Es war ein warmer, sonniger Tag, an dem sich für Victor Tretter (Name von der Redaktion geändert) alles ändern sollte. Der Tag seiner psychischen Krise. Kurz nach dem Abitur im Frühling 2001 läuft Tretter voller Energie durch Wuppertal. Wahllos spricht er Menschen an, will mit jedem reden, lässt nicht locker, besteht auf Antworten. Einige Menschen fühlen sich belästigt, manche sagen ihm, er soll verschwinden. Zuvor hatte Tretter monatelang für die Prüfungen gelernt, oft bis spät in die Nacht. Der Ehrgeiz zahlt sich aus: auf dem Zeugnis steht eine Zwei vor dem Komma. Er geht mit den Klassenkameraden feiern, die Anspannung löst sich. Doch in die Euphorie mischt sich Zweifel: Wie soll das Leben weitergehen? Seine Eltern haben ihn zu Hause rausgeschmissen, als er volljährig wurde. Schon davor war das Verhältnis zerrüttet. Richtig gesprochen haben sie seit Jahren nicht. In seiner Wohnung fühlt sich Tretter nicht wohl, nachdem er einem Bekannten erlaubt hat, dort Möbel zwischenzulagern. Er ist viel unterwegs, schläft wenig. Aufgedreht und fahrig vergisst er das Geschenk eines Freundes in einer Bäckerei, ein Holzkreuz, das ihm Glück bringen soll.

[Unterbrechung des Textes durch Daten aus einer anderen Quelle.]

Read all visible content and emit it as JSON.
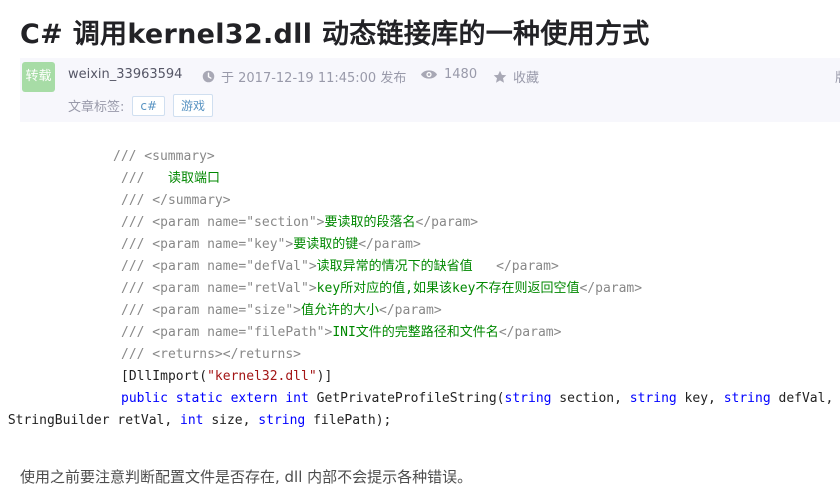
{
  "article": {
    "title": "C# 调用kernel32.dll 动态链接库的一种使用方式",
    "badge": "转载",
    "author": "weixin_33963594",
    "date": "于 2017-12-19 11:45:00 发布",
    "views": "1480",
    "favorite_label": "收藏",
    "edge_text": "版",
    "tags_label": "文章标签:",
    "tags": [
      "c#",
      "游戏"
    ]
  },
  "code_lines": {
    "l1": "/// <summary>",
    "l2_a": "///   ",
    "l2_b": "读取端口",
    "l3": "/// </summary>",
    "l4_a": "/// <param name=\"section\">",
    "l4_b": "要读取的段落名",
    "l4_c": "</param>",
    "l5_a": "/// <param name=\"key\">",
    "l5_b": "要读取的键",
    "l5_c": "</param>",
    "l6_a": "/// <param name=\"defVal\">",
    "l6_b": "读取异常的情况下的缺省值   ",
    "l6_c": "</param>",
    "l7_a": "/// <param name=\"retVal\">",
    "l7_b": "key所对应的值,如果该key不存在则返回空值",
    "l7_c": "</param>",
    "l8_a": "/// <param name=\"size\">",
    "l8_b": "值允许的大小",
    "l8_c": "</param>",
    "l9_a": "/// <param name=\"filePath\">",
    "l9_b": "INI文件的完整路径和文件名",
    "l9_c": "</param>",
    "l10": "/// <returns></returns>",
    "l11_a": "[DllImport(",
    "l11_b": "\"kernel32.dll\"",
    "l11_c": ")]",
    "l12_k1": "public static extern int",
    "l12_t1": " GetPrivateProfileString(",
    "l12_k2": "string",
    "l12_t2": " section, ",
    "l12_k3": "string",
    "l12_t3": " key, ",
    "l12_k4": "string",
    "l12_t4": " defVal,",
    "l13_t1": " StringBuilder retVal, ",
    "l13_k1": "int",
    "l13_t2": " size, ",
    "l13_k2": "string",
    "l13_t3": " filePath);"
  },
  "note": "使用之前要注意判断配置文件是否存在, dll 内部不会提示各种错误。"
}
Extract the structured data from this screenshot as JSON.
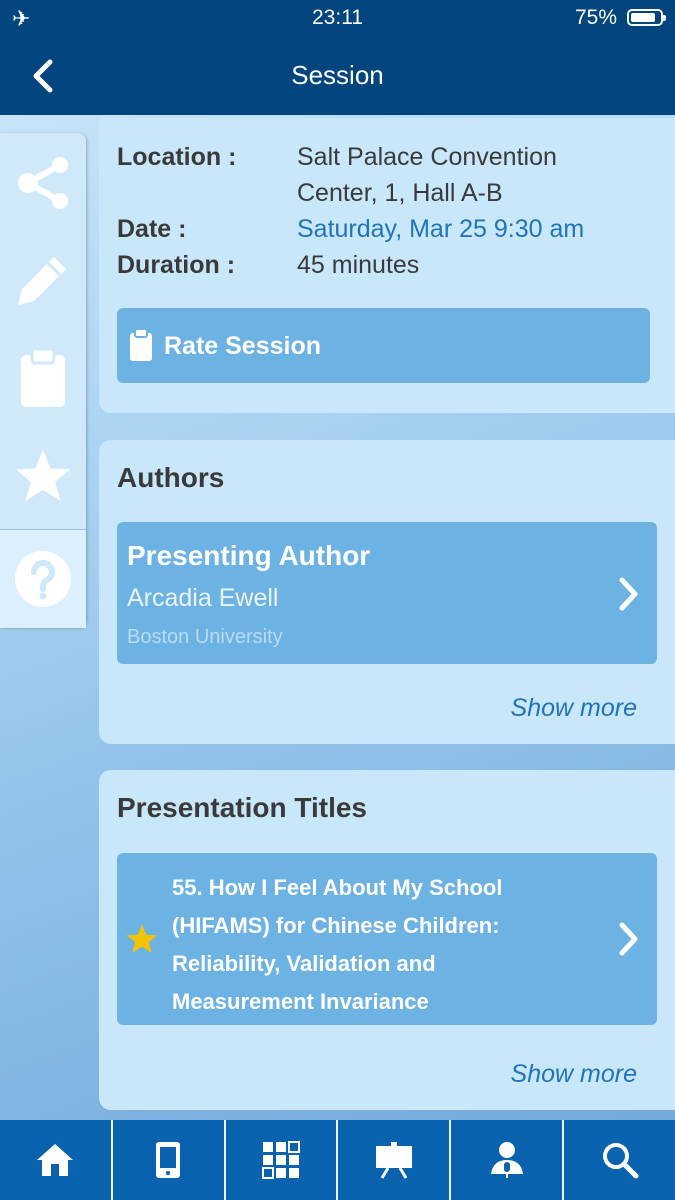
{
  "status": {
    "time": "23:11",
    "battery": "75%",
    "airplane_icon": "airplane-icon",
    "battery_level": 0.75
  },
  "nav": {
    "title": "Session",
    "back_icon": "chevron-left-icon"
  },
  "sidebar": {
    "items": [
      "share-icon",
      "pencil-icon",
      "clipboard-icon",
      "star-icon",
      "help-icon"
    ]
  },
  "session": {
    "location_label": "Location :",
    "location_line1": "Salt Palace Convention",
    "location_line2": "Center, 1, Hall A-B",
    "date_label": "Date :",
    "date_value": "Saturday, Mar 25 9:30 am",
    "duration_label": "Duration :",
    "duration_value": "45 minutes",
    "rate_label": "Rate Session"
  },
  "authors": {
    "title": "Authors",
    "role": "Presenting Author",
    "name": "Arcadia Ewell",
    "affiliation": "Boston University",
    "show_more": "Show more"
  },
  "presentations": {
    "title": "Presentation Titles",
    "line1": "55. How I Feel About My School",
    "line2": "(HIFAMS) for Chinese Children:",
    "line3": "Reliability, Validation and",
    "line4": "Measurement Invariance",
    "show_more": "Show more"
  },
  "tabbar": {
    "items": [
      "home-icon",
      "mobile-device-icon",
      "qr-code-icon",
      "presentation-easel-icon",
      "speaker-icon",
      "search-icon"
    ]
  },
  "colors": {
    "navy": "#00457d",
    "tab_blue": "#0962ad",
    "button_blue": "#6cb2e3",
    "link_blue": "#1f74bb",
    "star_yellow": "#f6c300"
  }
}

Seine Tour endet in einem Copyshop, in dem er während der Schulzeit gejobbt hat. Er spricht mit seinem alten Arbeitskollegen, übersteigert sich. Als der Kollege den Laden abschließen will, weigert sich Tretter zu gehen. Der Kollege sagt ihm: „Geh nach Hause und schlaf dich mal aus.“ Als Tretter den Laden nicht verlässt, greift der Kollege zum Telefon und ruft die Polizei. „Was danach passierte, war wie in einem Horrorfilm“, so erinnert sich Victor Tretter heute. Überlegt und besonnen erzählt er diesen Film, schildert dessen Szenarien bis ins Detail. Zwischendurch kommen ehemalige Patienten in die Küche, wenn Tretter sie begrüßt, hört man seinen rheinischen Zungenschlag deutlich. Es ist ein Apriltag im Jahr 2018, vielleicht genauso warm und sonnig wie damals. Draußen auf den Straßen von Köln-Mülheim blühen die Platanen. Der 37-Jährige sitzt in der Küche der Anlaufstelle Psychiatrie-Erfahrener. Er trägt ein schwarzes Hemd zur schwarzen Jeans. Hin und wieder blitzen Socken mit bunten Punkten unter der Hose hervor.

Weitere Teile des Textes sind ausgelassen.